Six days a week, three hours a day, I run. Our meets are Saturday afternoons. On Sundays, our day of rest, Emma and I cook for the week for us and the Lambiels so all we have to do Monday to Friday is heat stuff up.

If people ask, I say I’m a Christian because Christianity is the one religion where you don’t have to do anything to still be a member. I like that, and since I don’t want to say I’m nothing, I call myself a Christian.

I have never been inside a place of worship of any kind.

I have never had outside work. Emma’s been giving me a little money for helping her. I’ve saved five dollars a week for as long as I can remember, and last I looked, my bank account had $2400 in it. My one continued expense has been my running shoes—new ones every three months. Emma pays half. My few leftover bucks go frivolously on hair gel, mascara and lipgloss, Milky Ways and Love’s Baby Soft.
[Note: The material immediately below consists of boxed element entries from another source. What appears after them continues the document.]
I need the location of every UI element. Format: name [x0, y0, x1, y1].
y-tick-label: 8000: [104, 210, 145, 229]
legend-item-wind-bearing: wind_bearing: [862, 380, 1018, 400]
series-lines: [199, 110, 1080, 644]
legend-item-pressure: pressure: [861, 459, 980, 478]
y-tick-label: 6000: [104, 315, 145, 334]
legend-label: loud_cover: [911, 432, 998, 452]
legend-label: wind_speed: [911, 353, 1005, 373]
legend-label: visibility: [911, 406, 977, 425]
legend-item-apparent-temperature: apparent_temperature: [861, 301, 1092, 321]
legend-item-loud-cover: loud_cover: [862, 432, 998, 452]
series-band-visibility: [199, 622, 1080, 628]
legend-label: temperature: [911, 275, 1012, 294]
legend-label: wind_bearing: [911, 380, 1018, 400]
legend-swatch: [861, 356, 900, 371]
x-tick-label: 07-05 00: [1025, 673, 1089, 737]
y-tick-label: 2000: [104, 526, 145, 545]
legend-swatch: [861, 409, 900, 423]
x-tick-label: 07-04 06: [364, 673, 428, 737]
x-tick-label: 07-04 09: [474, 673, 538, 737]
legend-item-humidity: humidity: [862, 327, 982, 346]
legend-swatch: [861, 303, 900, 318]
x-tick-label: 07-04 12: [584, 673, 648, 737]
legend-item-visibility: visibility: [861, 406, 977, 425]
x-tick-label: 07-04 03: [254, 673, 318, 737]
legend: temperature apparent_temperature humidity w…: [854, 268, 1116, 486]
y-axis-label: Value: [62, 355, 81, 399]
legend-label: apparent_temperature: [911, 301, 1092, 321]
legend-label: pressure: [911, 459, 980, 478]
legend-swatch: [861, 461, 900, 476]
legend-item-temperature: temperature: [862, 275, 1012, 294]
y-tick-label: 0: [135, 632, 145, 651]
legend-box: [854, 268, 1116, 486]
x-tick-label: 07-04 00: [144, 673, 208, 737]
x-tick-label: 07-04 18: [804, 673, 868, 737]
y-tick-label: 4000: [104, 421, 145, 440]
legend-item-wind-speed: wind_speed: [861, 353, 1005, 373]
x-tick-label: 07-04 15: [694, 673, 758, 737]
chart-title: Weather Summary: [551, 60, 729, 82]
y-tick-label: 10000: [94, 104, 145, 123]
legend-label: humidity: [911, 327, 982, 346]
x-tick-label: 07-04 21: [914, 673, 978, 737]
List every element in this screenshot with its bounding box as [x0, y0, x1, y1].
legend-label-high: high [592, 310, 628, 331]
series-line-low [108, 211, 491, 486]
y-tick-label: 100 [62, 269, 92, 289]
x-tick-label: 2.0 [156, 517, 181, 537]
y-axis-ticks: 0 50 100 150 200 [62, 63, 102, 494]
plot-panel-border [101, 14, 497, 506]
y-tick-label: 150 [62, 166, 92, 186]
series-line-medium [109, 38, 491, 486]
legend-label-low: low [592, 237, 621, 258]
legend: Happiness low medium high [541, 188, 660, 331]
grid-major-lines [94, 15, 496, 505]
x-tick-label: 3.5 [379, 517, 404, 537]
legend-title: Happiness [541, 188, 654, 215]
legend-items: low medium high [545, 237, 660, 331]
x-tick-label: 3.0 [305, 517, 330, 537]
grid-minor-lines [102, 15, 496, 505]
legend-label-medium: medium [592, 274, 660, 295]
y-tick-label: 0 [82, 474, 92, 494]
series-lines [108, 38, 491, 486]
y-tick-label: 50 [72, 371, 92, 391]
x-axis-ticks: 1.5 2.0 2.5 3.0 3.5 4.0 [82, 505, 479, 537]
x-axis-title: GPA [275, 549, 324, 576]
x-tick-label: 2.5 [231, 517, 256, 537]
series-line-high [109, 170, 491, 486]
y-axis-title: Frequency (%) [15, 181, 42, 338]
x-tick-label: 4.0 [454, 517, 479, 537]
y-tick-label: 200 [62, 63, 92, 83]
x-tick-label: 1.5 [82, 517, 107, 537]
Two weeks ago, Jeanne Lambiel was caught by her father stealing twenty dollars from his wallet when she wanted to go out with her passé French friends. He screamed at her for half the night; the whole neighborhood heard him. Why would you steal from me, he kept yelling. Why? You have thirteen million in your trust fund! And Jeanne said calmly, “Yes, but, Papa, I needed not thirteen million but twenty bucks.”

I got away from Emma and the Lambiels by running. I’ve been cross country and track and field from the time I was ten. I run the mile and the two-mile. Once I ran the mile so fast I had to go to the hospital. They thought I was dying. So much for go all out, try your best, do your best, stop at nothing. Give 110 percent. Well, I gave 110 percent and it almost killed me. So you can just imagine the kind of life lesson I took away from that: a little less than your best, Shelby Sloane—that will have to be good enough.